大学2年生の頃、バンドを始めた友達の練習に付き合ったことがある。付き合うと言っても、私はギターを音楽の授業で習った程度で、楽器の方は手伝えない。だから手伝うのは専ら歌う方だった。彼の練習する曲で、他のパートが歌う部分を代わりに歌って、彼のギターと歌の練習に付き合うのだ。

練習場所は大学の構内。夜の9時を過ぎると、学食もやっていないので、多少賑やかにしても苦情を言う人など居ない。そこは、屋根があって風雨が防げつつ、屋外で音が籠ることもない。そんな絶好の練習場所だった。

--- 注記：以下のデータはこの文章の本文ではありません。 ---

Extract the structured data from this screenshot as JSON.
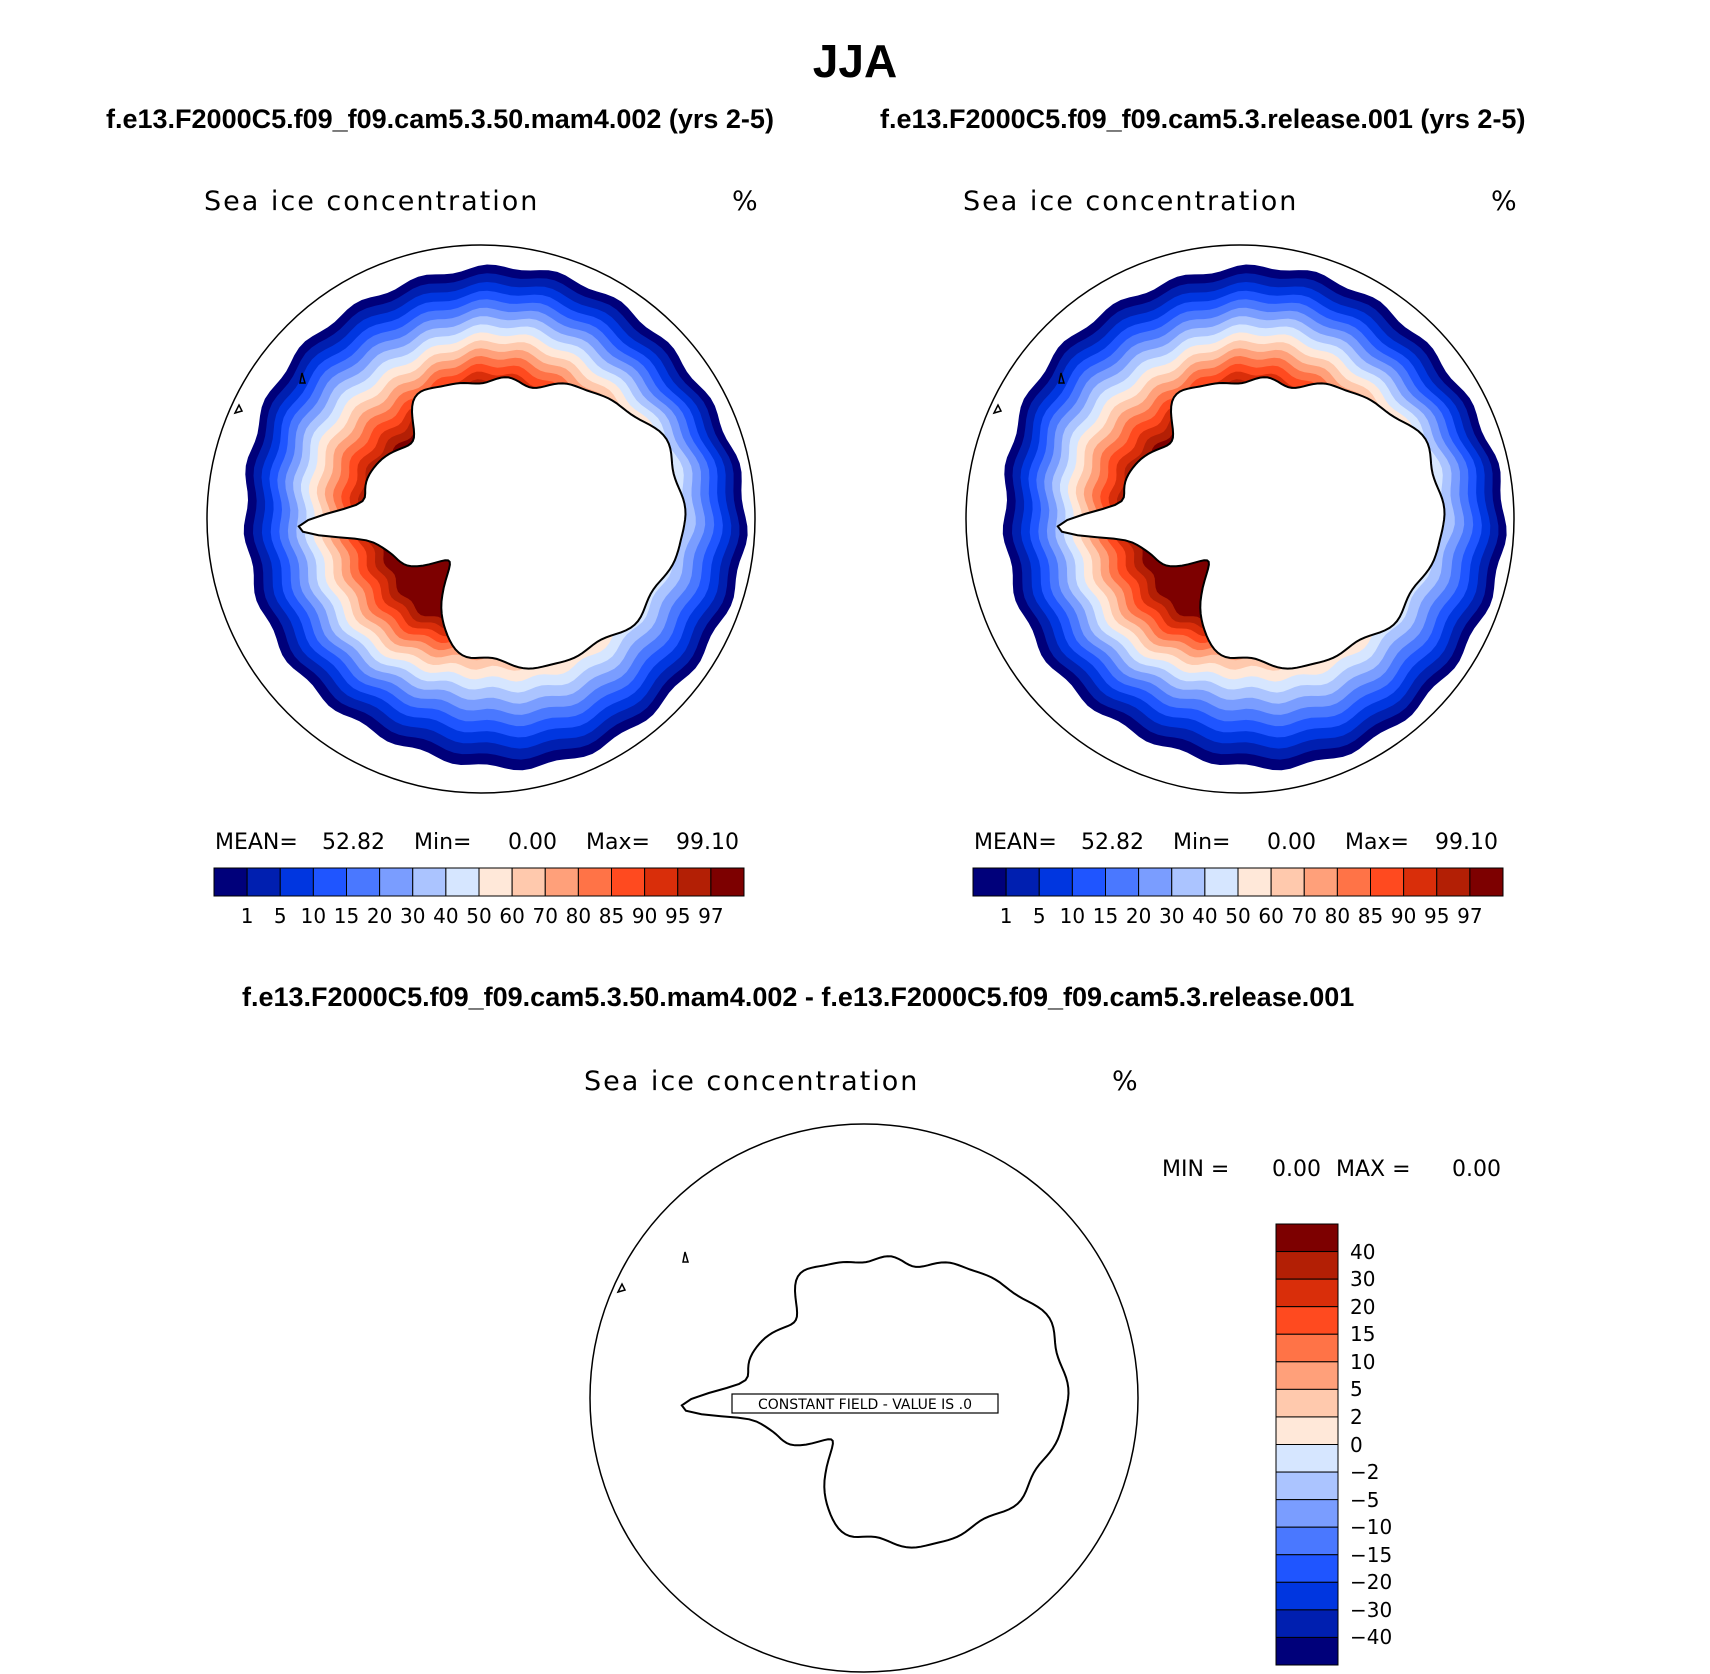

そんな場所で何曲かバンドの曲を練習する。彼に教わりつつ、ハモりのパートを歌う。そして、別の曲を練習する。今度の曲は、昨年に彼からオススメされ、MDで何度も聴いていた曲だった。そうしてハモりのパートを歌う。1回通した後、彼はギターのチューニングを始めた。私は他に彼の練習に付き合っていた同級生と駄弁る。
チューニングが終わり、彼が口を開く。
「お前の歌とギターの音が合わないと思ってたら、ギターのチューニングが合ってなかったわ。」
どうやら私は、ギターの音ではなく、自身の記憶を頼りに歌っていたようだ。そして彼は、私の歌とギターの音が調和しないことに違和感を覚えた。私は気付かなかった。
彼の音感の良さに驚きつつも、また練習を再開する。大学生の夜は、まだまだ長い。